SA vulnerable to water crises
Most parts of South Africa are categorised as either ‘medium to high risk’ or ‘high risk’ when it comes to water quantity, quality and regulatory and reputational risk, according to the World Resources Institute.
In its 2015 Global Risks report, the World Economic Forum (WEF) finds that water crises is the greatest risk facing the world in terms of impact.
Unfortunately, acknowledged Ovink, African cities may be overlooked when it comes to solving water problems because the economic value at risk is far lower than more developed coastal cities, such as Miami ($278 billion) or Amsterdam ($100 billion).
One of the local projects that Ovink and his team will be looking to get involved in is the Two Rivers Urban Park (TRUP), which sits at the confluence of the Black and Liesbeek Rivers in Cape Town.
The Western Cape government hopes to promote sustainable development in and around TRUP by, for example, creating a safe and desirable public space, as well as rehabilitating rivers and including a robust flood management plan.

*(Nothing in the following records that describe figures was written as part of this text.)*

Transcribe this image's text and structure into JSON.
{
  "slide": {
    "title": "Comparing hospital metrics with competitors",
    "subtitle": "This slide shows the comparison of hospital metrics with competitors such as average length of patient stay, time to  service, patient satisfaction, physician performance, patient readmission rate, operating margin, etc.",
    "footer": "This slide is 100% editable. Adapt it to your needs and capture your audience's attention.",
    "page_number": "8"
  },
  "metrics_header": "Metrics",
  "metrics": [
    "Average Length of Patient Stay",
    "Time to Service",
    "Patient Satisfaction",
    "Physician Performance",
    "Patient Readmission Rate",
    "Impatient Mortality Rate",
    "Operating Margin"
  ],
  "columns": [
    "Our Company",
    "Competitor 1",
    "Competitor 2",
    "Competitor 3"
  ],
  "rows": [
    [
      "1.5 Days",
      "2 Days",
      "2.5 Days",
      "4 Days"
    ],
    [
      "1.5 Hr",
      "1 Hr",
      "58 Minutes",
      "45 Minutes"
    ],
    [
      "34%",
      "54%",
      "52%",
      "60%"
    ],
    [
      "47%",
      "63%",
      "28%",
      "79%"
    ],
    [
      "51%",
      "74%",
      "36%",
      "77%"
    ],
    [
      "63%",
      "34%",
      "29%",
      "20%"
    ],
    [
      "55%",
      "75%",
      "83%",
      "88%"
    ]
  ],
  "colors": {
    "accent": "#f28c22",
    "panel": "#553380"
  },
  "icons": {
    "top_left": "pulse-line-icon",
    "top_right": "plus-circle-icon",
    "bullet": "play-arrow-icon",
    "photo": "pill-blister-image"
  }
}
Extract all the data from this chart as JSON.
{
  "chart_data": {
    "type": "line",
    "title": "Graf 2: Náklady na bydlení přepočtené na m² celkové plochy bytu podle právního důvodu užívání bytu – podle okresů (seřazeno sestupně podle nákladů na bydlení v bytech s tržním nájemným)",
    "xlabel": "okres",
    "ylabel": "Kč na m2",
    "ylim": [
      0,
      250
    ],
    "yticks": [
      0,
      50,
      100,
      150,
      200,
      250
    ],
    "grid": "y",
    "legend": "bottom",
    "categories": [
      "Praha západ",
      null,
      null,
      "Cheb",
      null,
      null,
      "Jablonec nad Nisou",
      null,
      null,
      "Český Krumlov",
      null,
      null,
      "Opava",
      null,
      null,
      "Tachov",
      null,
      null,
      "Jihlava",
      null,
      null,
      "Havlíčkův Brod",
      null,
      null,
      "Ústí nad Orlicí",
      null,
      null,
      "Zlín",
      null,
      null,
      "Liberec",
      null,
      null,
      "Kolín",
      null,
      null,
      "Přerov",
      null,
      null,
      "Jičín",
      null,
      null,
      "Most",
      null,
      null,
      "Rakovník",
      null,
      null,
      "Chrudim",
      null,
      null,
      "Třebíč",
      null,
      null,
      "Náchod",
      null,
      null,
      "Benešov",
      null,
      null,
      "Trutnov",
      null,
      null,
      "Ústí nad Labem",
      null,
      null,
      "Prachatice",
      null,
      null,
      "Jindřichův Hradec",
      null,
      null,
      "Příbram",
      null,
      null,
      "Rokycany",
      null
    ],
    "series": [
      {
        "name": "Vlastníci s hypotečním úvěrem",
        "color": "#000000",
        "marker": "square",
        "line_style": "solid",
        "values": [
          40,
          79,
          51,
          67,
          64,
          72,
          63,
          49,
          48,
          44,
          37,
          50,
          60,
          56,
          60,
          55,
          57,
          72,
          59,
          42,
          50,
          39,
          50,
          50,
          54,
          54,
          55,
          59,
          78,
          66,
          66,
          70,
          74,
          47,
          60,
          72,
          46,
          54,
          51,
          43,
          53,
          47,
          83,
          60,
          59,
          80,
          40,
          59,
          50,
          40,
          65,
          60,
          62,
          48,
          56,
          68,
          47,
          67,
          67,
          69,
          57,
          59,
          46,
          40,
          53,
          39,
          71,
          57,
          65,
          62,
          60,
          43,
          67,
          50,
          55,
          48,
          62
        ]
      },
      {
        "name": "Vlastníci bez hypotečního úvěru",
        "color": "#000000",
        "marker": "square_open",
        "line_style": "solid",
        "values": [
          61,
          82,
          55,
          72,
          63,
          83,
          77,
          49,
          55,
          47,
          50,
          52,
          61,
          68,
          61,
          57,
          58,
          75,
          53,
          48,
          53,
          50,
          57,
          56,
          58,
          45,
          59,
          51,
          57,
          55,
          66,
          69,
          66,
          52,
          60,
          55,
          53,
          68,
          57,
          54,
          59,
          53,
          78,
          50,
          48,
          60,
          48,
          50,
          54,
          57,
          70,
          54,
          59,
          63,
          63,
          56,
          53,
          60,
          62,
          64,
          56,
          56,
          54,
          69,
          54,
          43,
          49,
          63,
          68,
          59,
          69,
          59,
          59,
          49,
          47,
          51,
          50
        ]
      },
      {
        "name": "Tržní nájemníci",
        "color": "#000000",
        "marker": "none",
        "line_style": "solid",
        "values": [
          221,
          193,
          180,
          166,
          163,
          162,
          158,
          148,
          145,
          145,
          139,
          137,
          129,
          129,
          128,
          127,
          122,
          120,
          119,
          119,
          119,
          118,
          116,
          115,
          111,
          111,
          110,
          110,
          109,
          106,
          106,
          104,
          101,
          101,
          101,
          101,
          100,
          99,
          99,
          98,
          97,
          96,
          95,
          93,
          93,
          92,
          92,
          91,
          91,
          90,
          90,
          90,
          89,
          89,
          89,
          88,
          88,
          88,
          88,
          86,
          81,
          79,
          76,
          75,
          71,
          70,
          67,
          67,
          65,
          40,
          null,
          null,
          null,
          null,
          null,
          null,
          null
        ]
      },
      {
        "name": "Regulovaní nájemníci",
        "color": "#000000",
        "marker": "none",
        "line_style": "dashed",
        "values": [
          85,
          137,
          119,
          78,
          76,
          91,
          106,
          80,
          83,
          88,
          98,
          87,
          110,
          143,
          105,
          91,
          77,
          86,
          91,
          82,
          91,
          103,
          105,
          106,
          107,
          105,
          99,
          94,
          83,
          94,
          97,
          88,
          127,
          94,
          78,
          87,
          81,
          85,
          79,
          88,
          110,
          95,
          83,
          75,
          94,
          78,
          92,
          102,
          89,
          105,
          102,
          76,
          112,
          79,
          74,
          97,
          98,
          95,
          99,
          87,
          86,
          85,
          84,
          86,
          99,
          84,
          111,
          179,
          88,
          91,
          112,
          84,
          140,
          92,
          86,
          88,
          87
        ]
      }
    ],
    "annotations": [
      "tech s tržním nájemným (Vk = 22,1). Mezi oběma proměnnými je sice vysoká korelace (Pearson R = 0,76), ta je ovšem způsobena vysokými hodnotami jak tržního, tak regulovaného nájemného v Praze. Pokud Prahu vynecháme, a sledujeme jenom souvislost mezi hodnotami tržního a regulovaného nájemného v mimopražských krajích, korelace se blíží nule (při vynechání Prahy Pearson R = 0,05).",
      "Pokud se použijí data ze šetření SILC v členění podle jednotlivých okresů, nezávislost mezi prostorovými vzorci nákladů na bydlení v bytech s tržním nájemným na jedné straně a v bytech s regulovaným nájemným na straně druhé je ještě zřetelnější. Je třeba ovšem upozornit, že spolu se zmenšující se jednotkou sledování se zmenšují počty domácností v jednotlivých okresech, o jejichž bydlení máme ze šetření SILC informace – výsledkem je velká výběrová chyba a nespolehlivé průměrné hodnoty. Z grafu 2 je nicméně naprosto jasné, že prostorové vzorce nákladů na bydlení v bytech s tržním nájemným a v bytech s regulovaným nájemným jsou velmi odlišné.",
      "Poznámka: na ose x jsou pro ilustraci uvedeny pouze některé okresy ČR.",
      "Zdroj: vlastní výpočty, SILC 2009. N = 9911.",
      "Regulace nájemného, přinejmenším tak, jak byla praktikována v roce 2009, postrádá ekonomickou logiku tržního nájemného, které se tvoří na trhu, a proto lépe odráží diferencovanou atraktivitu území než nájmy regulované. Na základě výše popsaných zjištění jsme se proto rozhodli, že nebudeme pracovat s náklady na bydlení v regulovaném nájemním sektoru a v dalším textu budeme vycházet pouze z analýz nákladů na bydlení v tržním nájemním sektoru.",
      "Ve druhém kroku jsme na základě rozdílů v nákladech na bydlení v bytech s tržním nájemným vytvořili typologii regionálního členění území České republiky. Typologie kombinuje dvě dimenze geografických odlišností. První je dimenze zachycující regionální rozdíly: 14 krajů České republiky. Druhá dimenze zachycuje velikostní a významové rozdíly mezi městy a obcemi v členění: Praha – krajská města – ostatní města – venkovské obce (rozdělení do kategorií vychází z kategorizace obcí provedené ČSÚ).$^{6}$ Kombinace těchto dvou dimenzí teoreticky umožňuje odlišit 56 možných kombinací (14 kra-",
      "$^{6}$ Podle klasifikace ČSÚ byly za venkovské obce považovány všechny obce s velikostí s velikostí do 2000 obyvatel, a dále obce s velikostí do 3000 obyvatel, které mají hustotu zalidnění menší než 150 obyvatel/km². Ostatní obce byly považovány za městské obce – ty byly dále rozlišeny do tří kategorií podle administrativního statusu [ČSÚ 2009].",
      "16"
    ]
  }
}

The joint Dutch-South African Kingfisher programme, meanwhile, aims to decentralise tasks from the Department of Water and Sanitation to Catchment Management Agencies, which will be assisted by a number of Dutch water boards and municipality.
The Organisation for Economic Cooperation and Development (OECD) will soon be benchmarking South Africa on water management, Ovink said.
He said that the OECD assesses Holland’s 23 water authorities annually. The country, which in 1814 codified water management in its constitution, also performs its own annual assessments of dams, dikes and levees to check whether any repair or reconstruction is needed, Ovink said.
“We have invested significantly to make the water system robust enough to deal with these [catastrophic weather] events.”
Dutch people pay taxes to government and to the water board, which are tasked with handling national water protection.
According to Ovink, 75% to 80% of Europe’s water-based economy is in Dutch hands.